Forget the name caller, I decide, at this point she isn't the point. Bullies are never really the point. For the second time in the workshop the room grows very quiet. Hushed. "It's always wrong for someone to call someone else a mean name, isn't it?" The rapid nodding of heads caused a slight breeze. They all know this, Everyone knows. "Why is it more wrong here, today?"
"Because we just learned about bullies!" calls out a confident voice.
"Because only mean people call names!" calls out another.
"How many people here have been called a name?" One hundred percent of the room raises their hands. "Look around," I say, "everyone has been called a name."

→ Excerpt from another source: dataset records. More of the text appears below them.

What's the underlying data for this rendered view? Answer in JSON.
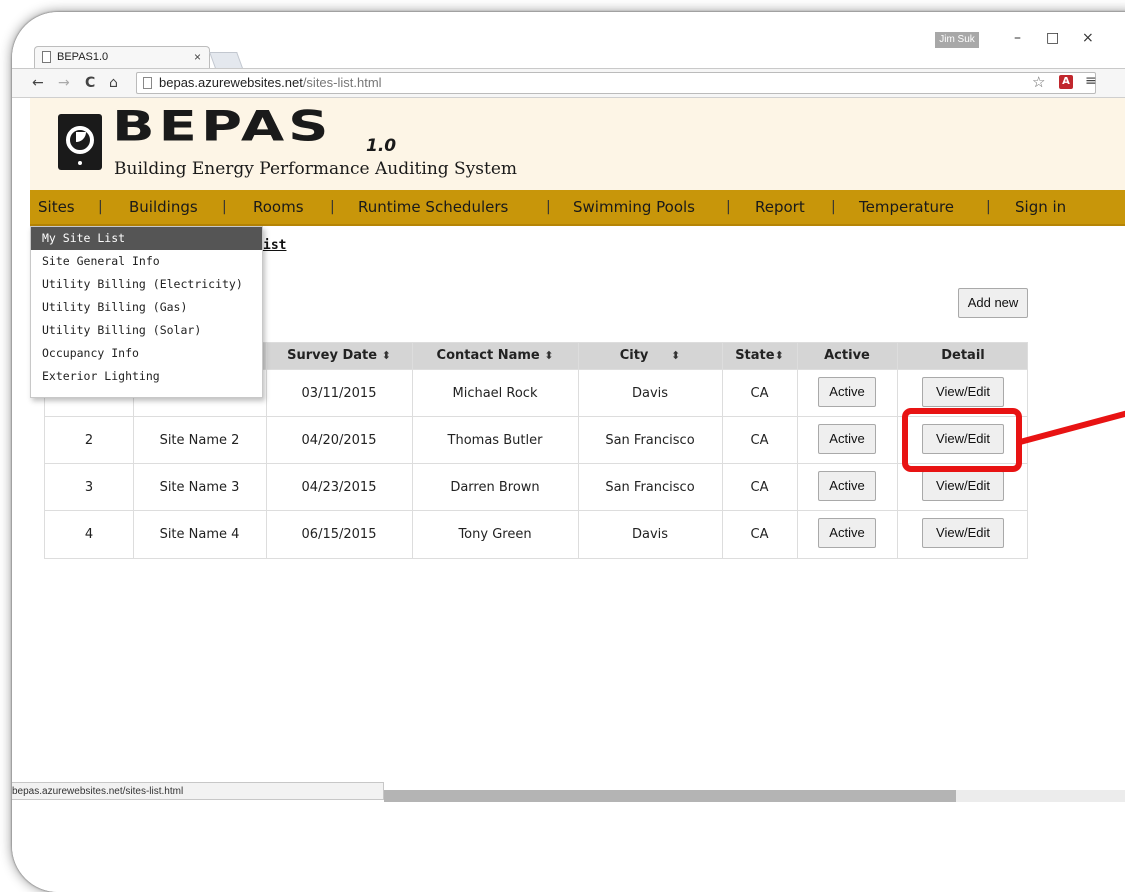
{
  "browser": {
    "tab_title": "BEPAS1.0",
    "tab_close": "×",
    "user_badge": "Jim Suk",
    "minimize": "–",
    "maximize": "□",
    "close": "×",
    "back": "←",
    "forward": "→",
    "reload": "C",
    "home": "⌂",
    "url_host": "bepas.azurewebsites.net",
    "url_path": "/sites-list.html",
    "star": "☆",
    "pdf": "A",
    "menu": "≡",
    "status_url": "bepas.azurewebsites.net/sites-list.html"
  },
  "logo": {
    "title": "BEPAS",
    "version": "1.0",
    "subtitle": "Building Energy Performance Auditing System"
  },
  "nav": {
    "items": [
      "Sites",
      "Buildings",
      "Rooms",
      "Runtime Schedulers",
      "Swimming Pools",
      "Report",
      "Temperature",
      "Sign in"
    ],
    "separator": "|"
  },
  "dropdown": {
    "items": [
      "My Site List",
      "Site General Info",
      "Utility Billing (Electricity)",
      "Utility Billing (Gas)",
      "Utility Billing (Solar)",
      "Occupancy Info",
      "Exterior Lighting"
    ],
    "active_index": 0
  },
  "page": {
    "heading_visible": "ist",
    "add_new": "Add new"
  },
  "table": {
    "columns": [
      "",
      "",
      "Survey Date",
      "Contact Name",
      "City",
      "State",
      "Active",
      "Detail"
    ],
    "sort_glyph": "⬍",
    "rows": [
      {
        "id": "",
        "name": "",
        "date": "03/11/2015",
        "contact": "Michael Rock",
        "city": "Davis",
        "state": "CA",
        "active": "Active",
        "detail": "View/Edit"
      },
      {
        "id": "2",
        "name": "Site Name 2",
        "date": "04/20/2015",
        "contact": "Thomas Butler",
        "city": "San Francisco",
        "state": "CA",
        "active": "Active",
        "detail": "View/Edit"
      },
      {
        "id": "3",
        "name": "Site Name 3",
        "date": "04/23/2015",
        "contact": "Darren Brown",
        "city": "San Francisco",
        "state": "CA",
        "active": "Active",
        "detail": "View/Edit"
      },
      {
        "id": "4",
        "name": "Site Name 4",
        "date": "06/15/2015",
        "contact": "Tony Green",
        "city": "Davis",
        "state": "CA",
        "active": "Active",
        "detail": "View/Edit"
      }
    ]
  },
  "colors": {
    "navbar": "#c8960a",
    "banner": "#fdf5e6",
    "highlight": "#e81313",
    "table_header": "#d5d5d5"
  }
}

"Oh, I get it," a young woman says, "We should know better because we know it hurts."
"Yes," I said, "we have no excuses. We should all be nice to each other because people out there aren't always nice to us." For the next several minutes we talked about community, about taking care of each other, having each other's back ... 'he ain't heavy, he's my brother' kind of stuff.

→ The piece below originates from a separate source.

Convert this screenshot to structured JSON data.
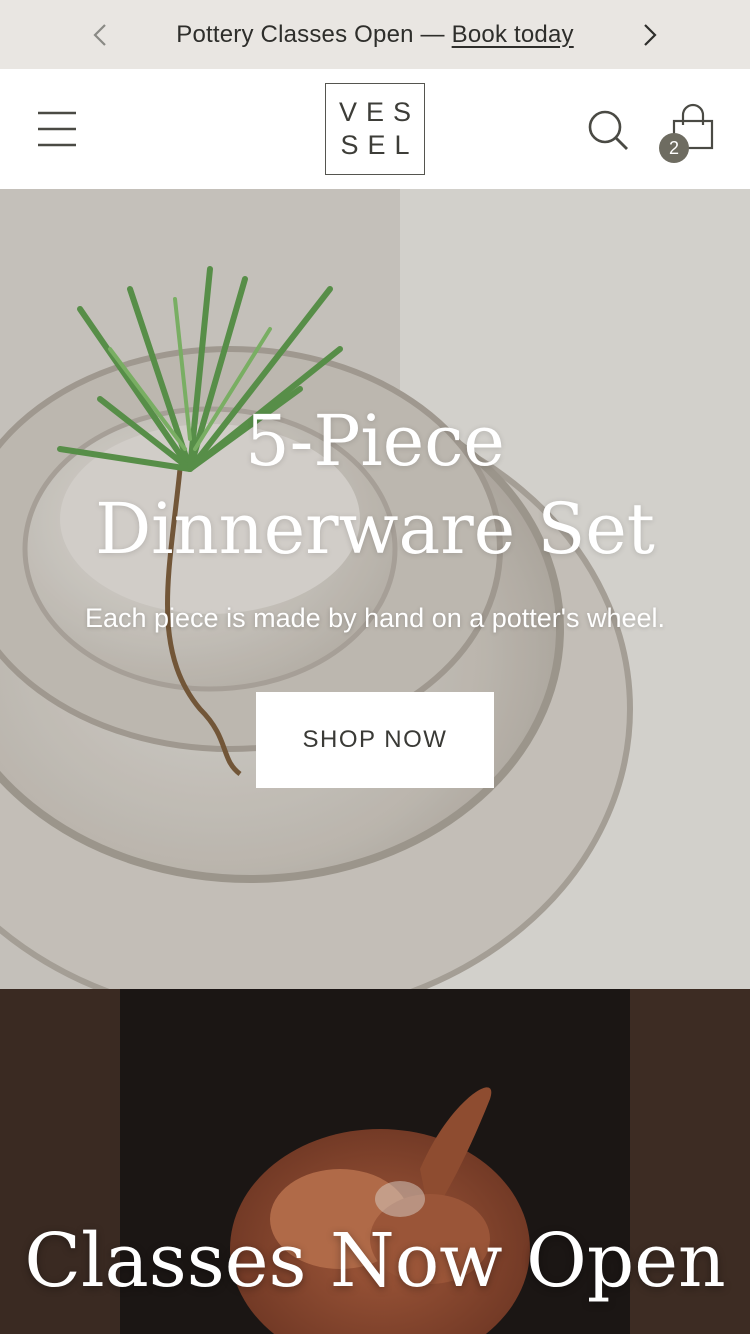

Shortly after it's over she apologizes to me for having called a name. I look at her coldly, "It's not me you need to apologize to."
Tears form in her eyes as she leaves. I want to comfort her for a second, but more than that I want her to remember this feeling.
So I don't.
4 comments:
Ohhh...
I guess I feel a bit sorry for bullies too... Because if they are mean to other people maybe it's because they feel insecure themselves... And maybe that person who name-called at your workshop was nervous about standing in front of a crowd too?

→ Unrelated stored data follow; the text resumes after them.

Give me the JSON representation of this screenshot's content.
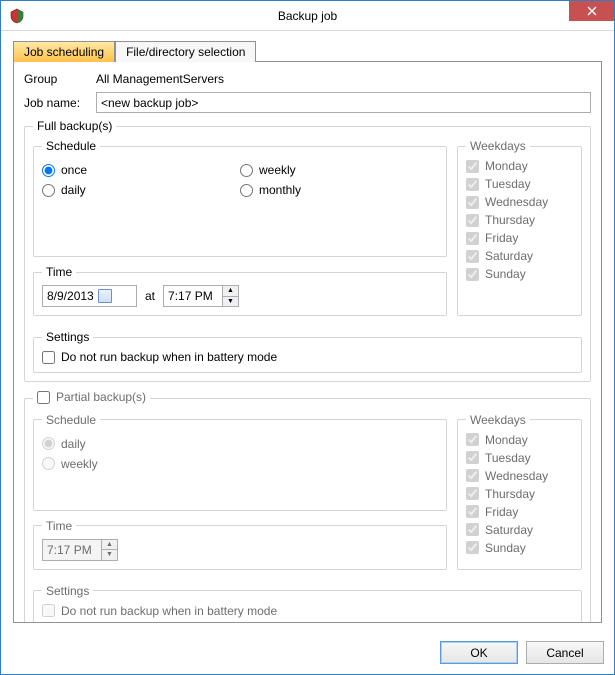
{
  "window": {
    "title": "Backup job"
  },
  "tabs": {
    "scheduling": "Job scheduling",
    "files": "File/directory selection"
  },
  "header": {
    "group_label": "Group",
    "group_value": "All ManagementServers",
    "jobname_label": "Job name:",
    "jobname_value": "<new backup job>"
  },
  "full": {
    "legend": "Full backup(s)",
    "schedule_legend": "Schedule",
    "opts": {
      "once": "once",
      "daily": "daily",
      "weekly": "weekly",
      "monthly": "monthly"
    },
    "time_legend": "Time",
    "date": "8/9/2013",
    "at": "at",
    "time": "7:17 PM",
    "settings_legend": "Settings",
    "battery": "Do not run backup when in battery mode"
  },
  "partial": {
    "legend": "Partial backup(s)",
    "schedule_legend": "Schedule",
    "opts": {
      "daily": "daily",
      "weekly": "weekly"
    },
    "time_legend": "Time",
    "time": "7:17 PM",
    "settings_legend": "Settings",
    "battery": "Do not run backup when in battery mode"
  },
  "weekdays": {
    "legend": "Weekdays",
    "days": [
      "Monday",
      "Tuesday",
      "Wednesday",
      "Thursday",
      "Friday",
      "Saturday",
      "Sunday"
    ]
  },
  "buttons": {
    "ok": "OK",
    "cancel": "Cancel"
  }
}
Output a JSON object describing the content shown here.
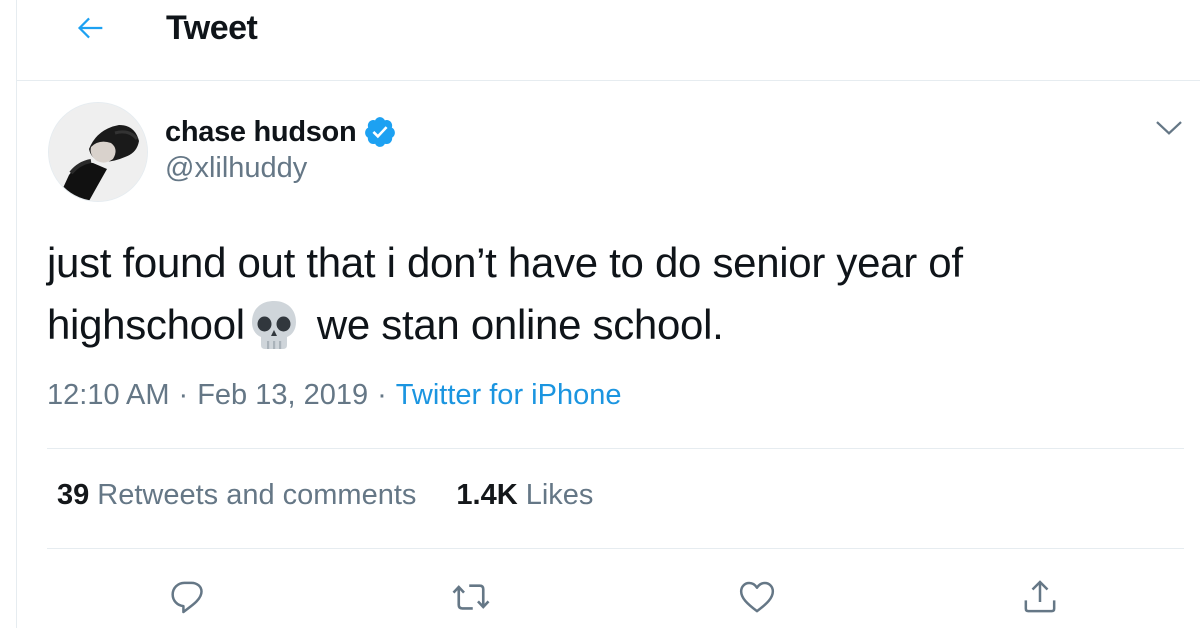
{
  "header": {
    "title": "Tweet",
    "back_icon": "arrow-left-icon"
  },
  "author": {
    "display_name": "chase hudson",
    "handle": "@xlilhuddy",
    "verified": true,
    "verified_icon": "verified-badge-icon",
    "avatar": "avatar-photo"
  },
  "tweet": {
    "line1": "just found out that i don’t have to do senior year of",
    "line2_before_emoji": "highschool",
    "emoji": "skull-emoji",
    "line2_after_emoji": "we stan online school.",
    "time": "12:10 AM",
    "separator": "·",
    "date": "Feb 13, 2019",
    "source": "Twitter for iPhone"
  },
  "stats": {
    "retweets_count": "39",
    "retweets_label": "Retweets and comments",
    "likes_count": "1.4K",
    "likes_label": "Likes"
  },
  "actions": [
    {
      "name": "reply",
      "icon": "reply-icon"
    },
    {
      "name": "retweet",
      "icon": "retweet-icon"
    },
    {
      "name": "like",
      "icon": "heart-icon"
    },
    {
      "name": "share",
      "icon": "share-icon"
    }
  ],
  "colors": {
    "accent": "#1da1f2",
    "link": "#1b95e0",
    "secondary_text": "#657786",
    "primary_text": "#0f1419",
    "border": "#e6ecf0"
  }
}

But I know it's no excuse.
Thanks Dave. :)
I am stunned that it happened in the first place, but I also believe that everyone in that room will never forget the depth of the workshop that day.
I hope she did apologize to the fellow.
In Scotland, as part of the culture, we engage in friendly banter or teasing and this sort of communication was part of the work culture. As a student, I worked in a number of supermarkets alongside people with intellectual disabilities. They often experienced this form of teasing, as a form of friendly behaviour and a sign that they were part of the work community. And most people, disabled or not, could give as good as they got. Yet, what struck me was that for many people with intellectual disabilities, this was the only engagement people made with them. They knew they were welcome and part of the community, but people never made an attempt to get to know them on more than a shallow level. I realised this when I tried to get to know a couple of the guys and they never really answered my questions, but responded with banter. And it made me wonder whether they had ever had the opportunity to really talk to someone and share their experience and, as a result, they didn't know how, or perhaps were scared, to engage in that way (at least in a work environment).
When I heard this story, I wondered whether the women who called out 'chicken' did so because, ultimately, this was the only way people ever engaged with her. Because we had failed, as a society, to teach her that there was another way to communicate. Because we failed to realise that she was a person.
Behaviour after all is learned.
I am a teacher, and it is really, really hard to know how to react when these things happen, and even harder to apply the knowlege. Especially when you're in a room full of teenagers and admitting wrongdoing or allowing themselves to be vulnerable are not things they do readily. Luckily the person doing the name calling in your setting felt regret, but it doesn't always happen that way. It feels like experience teaches people to discontinue this kind of behavior eventually, and teens don't have much experience. Only time gives people experience.